Interesting and multi-layered, but of uneven quality as there are multiple stories running at once, and sometimes more gimmicky than good. I recommend The Navidson Record, the film within the book, but not the surrounding stories.
Before the old, blind man died, he wrote (in many fragments) a critical analysis of a documentary that never existed. This is that analysis, decorated with the story of the broken fellow collecting it into a book. And a couple more levels.
The center-most level, The Navidson Record is a great haunted house story. I don't know to what extent that benefits from the pacing created by interspersing the other stories, but it works. It includes the most gimmicky formatting, including a labyrinth of footnotes and some other post-modern fun, but The Navidson Record is good.
I recommend reading it through the first ending or two. The story has several points where it could end, and it would have benefited from picking one of the earlier ones. If you get to the half-way point of the book, at least in my paperback "Remastered Full-Color Edition," you have extracted pretty much all the value from the book. Stop. After that point, there will be no fewer than three breather digressions before the final ending, and the last arc does not add much (except for the really fun post-modern moment of having a character in the movie in the book read and burn the book that contains him).

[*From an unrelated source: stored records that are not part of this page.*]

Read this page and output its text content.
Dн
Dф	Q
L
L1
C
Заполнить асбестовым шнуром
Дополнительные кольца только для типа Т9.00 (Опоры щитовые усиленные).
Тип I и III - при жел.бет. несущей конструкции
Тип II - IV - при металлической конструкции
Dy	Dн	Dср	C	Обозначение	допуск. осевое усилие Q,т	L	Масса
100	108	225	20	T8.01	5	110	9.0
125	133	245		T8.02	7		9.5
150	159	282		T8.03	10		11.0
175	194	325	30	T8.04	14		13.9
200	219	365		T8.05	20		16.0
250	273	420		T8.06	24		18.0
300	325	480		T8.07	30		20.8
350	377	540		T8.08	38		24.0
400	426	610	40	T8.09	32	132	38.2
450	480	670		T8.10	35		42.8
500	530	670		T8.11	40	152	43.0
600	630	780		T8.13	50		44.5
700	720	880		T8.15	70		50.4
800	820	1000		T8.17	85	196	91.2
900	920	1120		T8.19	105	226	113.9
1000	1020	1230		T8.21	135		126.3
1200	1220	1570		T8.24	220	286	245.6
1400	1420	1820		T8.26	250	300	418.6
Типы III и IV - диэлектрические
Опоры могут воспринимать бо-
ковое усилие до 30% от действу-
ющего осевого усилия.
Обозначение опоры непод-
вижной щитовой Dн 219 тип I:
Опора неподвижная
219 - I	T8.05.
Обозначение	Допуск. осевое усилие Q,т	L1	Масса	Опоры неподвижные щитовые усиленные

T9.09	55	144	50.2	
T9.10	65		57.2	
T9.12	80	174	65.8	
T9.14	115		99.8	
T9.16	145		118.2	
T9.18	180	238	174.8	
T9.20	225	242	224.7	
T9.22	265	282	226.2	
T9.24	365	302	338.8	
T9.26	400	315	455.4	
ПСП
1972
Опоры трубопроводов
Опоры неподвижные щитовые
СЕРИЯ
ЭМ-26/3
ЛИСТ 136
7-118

The manipulation of the page works nicely, as does the story it illustrates. Film it.
The Zampanò commentary level of the story is mixed and often tedious. Where it lays out character motivation and background in narrative form, it adds to the book. Other times it descends into academic nonsense, needless pretentiousness, or lengthy digressions that neither contribute to the story nor provide much interest on their own. To some extent, this is intentional and mocked within the book. That does not make it better or more interesting, although maybe you have read enough film school commentary to enjoy a send-up.
As pointed out in the book, a real commentary would not have this much detail about the film being critiqued. You get the entire Navidson Record, almost down to a shooting script. I expected to see more excised and left completely mysterious to the reader; it is to the story's benefit that it did not, but it makes the Zampanò level more irrelevant. Read the Zampanò parts that add background, skimm past the lengthy digressions (such as on echoes and labyrinths). Yes, that means skip anything
The Johnny Truant level is not good. At times it can be entertainingly salacious, but many of the early bits are annoying stream of consciousness rants. It picks up much later, but not enough to justify reading it all; just read Chapter 21, although that may not work as well without context. Your mileage may vary. If you have a horribly broken life and might sympathize with him, try a bit. He starts broken and gets far worse.
On the other hand, Johnny's story in the footnotes includes some great examples of going through panic attacks, told in the first person. If you loved Philip K. Dick's examples, you will enjoy Johnny's as well.
Courier is just not a fun font to read at length.
We have levels of unreliable narrators. Zampanò was blind, so he never saw The Navidson Record, and he might have been insane. The Navidson Record does not exist, even in the fictional setting; Johnny tells us it does not exist, the quoted books (mostly) do not exist, the quoted people never said that (when they exist). Johnny himself is variously a drunk, drug addict, habitual liar, and mental case, when noting having panic attacks and delusions. He also admits that he is not the most competent compiler of Zampanò's work and that he is not above changing it in a momentary fit of pique. Then there is a question of to what extent the documentary is a documentary, rather than in-world fiction, and how much manipulation the photojournalist might have done (either through framing or image manipulation).
And then, of course, the whole thing is a work of fiction that someone made up. At some point in the post-modern dance of many levels, one wonders whether it still matters. Does having that many levels make us stop caring, because it is a lie even within the fiction, or does it free us from caring about what is fiction or true and let us just enjoy it as a story? Fiction does not become less true for being meta-fiction. I wondered if Johnny was going to tell us at some point that he made the whole thing up, that there never was a Zampanò either; that might have been disappointing in a St. Elsewhere sense, but it's still a story either way. So don't worry about whether or not that happens.
The book elegantly finds another solution to Hofstadter's question of ending a book suddenly/surprisingly when the number of remaining pages is clearly visible. First, there are at least three levels of story going on throughout the book, so you can end two of those without warning. Second, the book also uses Hofstadter's idea of carrying on in the same vein after an ending. Post-modern books with odd formatting make that easy, and it gets easier when you start throwing in appendices and an overly long index.
There is another novella at the end. If an epistolary novel from a women in an asylum sounds good, feel free. By that point, I was not interested in another side tale that did not contribute to the core, so I skimmed in increasingly large jumps (except for the explicit puzzle letter; there are less explicit puzzles hidden). It is available separately.
The dedication page is great. Read at least that far. The index is notionally entertaining but not worth actually reading.